Work & Project Highlights

Work & Project Highlights
Photo by FlyD / Unsplash

Keynote Feature

Watch Dr. Aiesha Turman’s keynote exploring the role of Black women in shaping liberatory futures through cultural memory, speculative thought, and radical imagination:

CENTRALIZING BLACK WOMEN IN PURSUIT OF A BLACK FUTURE

Legacy Weaver's Lab

Status: Archived in 2025
Platform: Digital learning space (2023–2025)

Legacy Weaver’s Lab was a digital learning platform and community dedicated to Afrofuturism, Black speculative fiction, and liberatory praxis. Through self-paced courses, workshops, and curated resources, it fostered critical inquiry, creative expression, and reflection for scholars, educators, and lifelong learners.

As founder and lead facilitator, I designed offerings that bridged the past, present, and speculative futures—including courses on Afrofuturism’s foundations, the BaKongo Cosmogram, and Black speculative fiction as a method for reimagining history and identity.

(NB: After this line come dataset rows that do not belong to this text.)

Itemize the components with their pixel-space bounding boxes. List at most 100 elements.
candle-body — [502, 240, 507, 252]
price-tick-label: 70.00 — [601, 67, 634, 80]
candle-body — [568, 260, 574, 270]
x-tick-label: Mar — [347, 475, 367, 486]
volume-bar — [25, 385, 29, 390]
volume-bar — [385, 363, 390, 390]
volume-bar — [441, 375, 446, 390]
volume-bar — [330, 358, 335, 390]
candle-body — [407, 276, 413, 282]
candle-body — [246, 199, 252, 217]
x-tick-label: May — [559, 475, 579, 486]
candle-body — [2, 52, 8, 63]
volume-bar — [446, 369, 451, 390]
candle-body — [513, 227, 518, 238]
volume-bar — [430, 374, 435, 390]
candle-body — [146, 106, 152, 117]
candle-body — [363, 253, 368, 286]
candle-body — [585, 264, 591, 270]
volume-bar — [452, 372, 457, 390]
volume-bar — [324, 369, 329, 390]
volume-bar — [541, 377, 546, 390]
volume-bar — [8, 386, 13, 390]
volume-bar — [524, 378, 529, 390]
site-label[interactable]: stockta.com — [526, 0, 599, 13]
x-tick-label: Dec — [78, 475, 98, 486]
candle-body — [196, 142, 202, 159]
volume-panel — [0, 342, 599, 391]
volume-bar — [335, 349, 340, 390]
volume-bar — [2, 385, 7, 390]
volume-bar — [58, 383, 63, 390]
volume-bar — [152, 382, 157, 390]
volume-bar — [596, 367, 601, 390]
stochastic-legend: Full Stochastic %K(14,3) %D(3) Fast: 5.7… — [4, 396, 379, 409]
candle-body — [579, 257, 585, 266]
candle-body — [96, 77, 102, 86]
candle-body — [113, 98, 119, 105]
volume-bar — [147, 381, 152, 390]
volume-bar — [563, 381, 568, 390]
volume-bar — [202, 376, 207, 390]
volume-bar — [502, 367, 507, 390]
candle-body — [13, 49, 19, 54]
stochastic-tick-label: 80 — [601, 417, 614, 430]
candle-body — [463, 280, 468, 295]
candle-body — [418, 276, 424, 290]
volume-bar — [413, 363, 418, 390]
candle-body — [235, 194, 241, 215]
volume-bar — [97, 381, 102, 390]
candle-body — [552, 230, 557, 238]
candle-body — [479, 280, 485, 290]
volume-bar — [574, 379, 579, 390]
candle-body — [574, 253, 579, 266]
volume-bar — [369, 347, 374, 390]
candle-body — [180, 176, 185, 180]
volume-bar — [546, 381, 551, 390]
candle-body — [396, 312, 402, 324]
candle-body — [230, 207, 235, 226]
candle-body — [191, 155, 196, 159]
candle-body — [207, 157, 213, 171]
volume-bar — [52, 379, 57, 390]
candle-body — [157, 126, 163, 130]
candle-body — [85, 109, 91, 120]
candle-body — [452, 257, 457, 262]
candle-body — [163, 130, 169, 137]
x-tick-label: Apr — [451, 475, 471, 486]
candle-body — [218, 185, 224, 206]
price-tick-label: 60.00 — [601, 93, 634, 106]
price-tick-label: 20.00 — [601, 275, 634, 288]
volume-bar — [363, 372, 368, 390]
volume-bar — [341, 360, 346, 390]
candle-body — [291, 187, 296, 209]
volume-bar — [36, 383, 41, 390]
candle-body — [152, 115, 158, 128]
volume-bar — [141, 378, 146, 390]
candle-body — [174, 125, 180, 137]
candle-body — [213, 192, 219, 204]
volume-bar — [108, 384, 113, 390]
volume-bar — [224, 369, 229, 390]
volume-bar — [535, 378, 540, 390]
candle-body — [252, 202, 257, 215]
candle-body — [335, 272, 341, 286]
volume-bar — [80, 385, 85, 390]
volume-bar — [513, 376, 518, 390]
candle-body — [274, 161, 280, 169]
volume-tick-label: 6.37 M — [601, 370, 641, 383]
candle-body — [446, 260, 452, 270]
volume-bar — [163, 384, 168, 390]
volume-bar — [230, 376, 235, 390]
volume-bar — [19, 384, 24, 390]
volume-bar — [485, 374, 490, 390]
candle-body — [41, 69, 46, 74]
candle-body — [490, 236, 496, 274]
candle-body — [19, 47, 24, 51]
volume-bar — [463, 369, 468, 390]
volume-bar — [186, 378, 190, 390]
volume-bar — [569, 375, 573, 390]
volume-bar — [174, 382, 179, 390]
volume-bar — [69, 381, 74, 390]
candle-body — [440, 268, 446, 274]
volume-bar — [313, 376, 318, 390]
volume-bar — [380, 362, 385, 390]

Though now archived, Legacy Weaver’s Lab remains an important expression of my commitment to transformative, accessible learning and community-based liberation work.

Zora Neale Hurston Summit

Role: Steering Committee Member
Date: January 2025 | Location: Barnard College

In early 2025, the Zora Neale Hurston Summit took place at Barnard College—marking the first-of-its-kind celebration of Hurston’s life and legacy. Organized by the Zora Neale Hurston Trust and held on the campus where Zora matriculated and graduated in 1928, the two-day event convened family members, scholars, artists, and fans to honor her enduring influence across literature, anthropology, and culture.

As a member of the steering committee, I contributed to strategic planning and helped shape content, including immersive audio narrations activated through QR code installations—designed to bring Zora’s story to life in new dimensions. The summit featured over 70 multidisciplinary presenters, including luminaries such as Carla Kaplan, Ibram X. Kendi, and faculty from Barnard and Columbia, alongside representatives from the Hurston family.

This inaugural summit was a full public gathering—free to attend—and served as a kind of scholarly reunion, inviting participants to step into Hurston’s world and explore her vision through panels, performances, exhibitions, and collective ritual.

Crip Camp

I served as a curriculum co-writer for Crip Camp, the Oscar-nominated and Peabody Award-winning documentary produced by the Obama Higher Ground production company and released on Netflix. The film chronicles the story of Camp Jened—a 1970s summer camp for disabled teens that became a breeding ground for the U.S. disability rights movement.

Working alongside a team of educators and activists, I helped develop an educational framework that translated the film’s themes into dynamic, justice-centered learning experiences. The Crip Camp curriculum became a free and widely used teaching tool in classrooms, universities, and community organizations across the country.

Structured around principles of intersectionality, liberation, and accessibility, the curriculum invites learners to explore disability justice in relation to race, gender, class, and activism. It provides resources for reflection, discussion, and action—encouraging users to not just understand the history, but to locate themselves within it and become agents of change.

Through this work, I contributed to a broader public conversation about inclusion, interdependence, and the unfinished work of liberation.

Audio Drama Projects

As a member of the Bondfire Radio Theater Ensemble, I co-wrote and voice-acted in The Weeksville Project and served as the narrator for The Comet, two audio dramas that blend history, storytelling, and Afrofuturism.

The Weeksville Project is a three-part series inspired by the historic free Black community of Weeksville, Brooklyn. Through extensive historical research, the series reimagines life in this vibrant 19th-century town, weaving together themes of resilience, community, and speculative possibilities rooted in history.

The Comet, adapted from W.E.B. Du Bois’ seminal short story, explores themes of race, survival, and cosmic isolation. As the sole narrator, I brought this Afrofuturist vision to life, examining humanity’s potential for connection amidst global catastrophe.

These projects merge historical inquiry with speculative imagination, using audio storytelling as a medium to reclaim narratives and envision Black futures.

The Black Girl Project

Originally launched in 2010 as a documentary exploring the richness and complexity of Black girlhood, The Black Girl Project evolved into a multi-platform space for healing, self-discovery, and collective growth. Over the years, it offered retreats, workshops, and community gatherings for Black girls and women. Now, as I look toward 2026, the project is being reimagined with a focus on adult Black women—still rooted in storytelling and transformation, and still centering joy, care, and liberation.

For more information, visit blackgirlproject.org.

Speaking & Consulting

I have presented or given talks at host of institutions and organizations including, but not limited to: National Women's Studies Association, Northeast Modern Language Association, Allied Media conference, Mosaic Literary Conference, Bethune-Cookman University, NY Metropolitan American Studies Conference, Lehman College, The Society of Nineteenth-Century Americanists Conference, and American Literature Association Conference.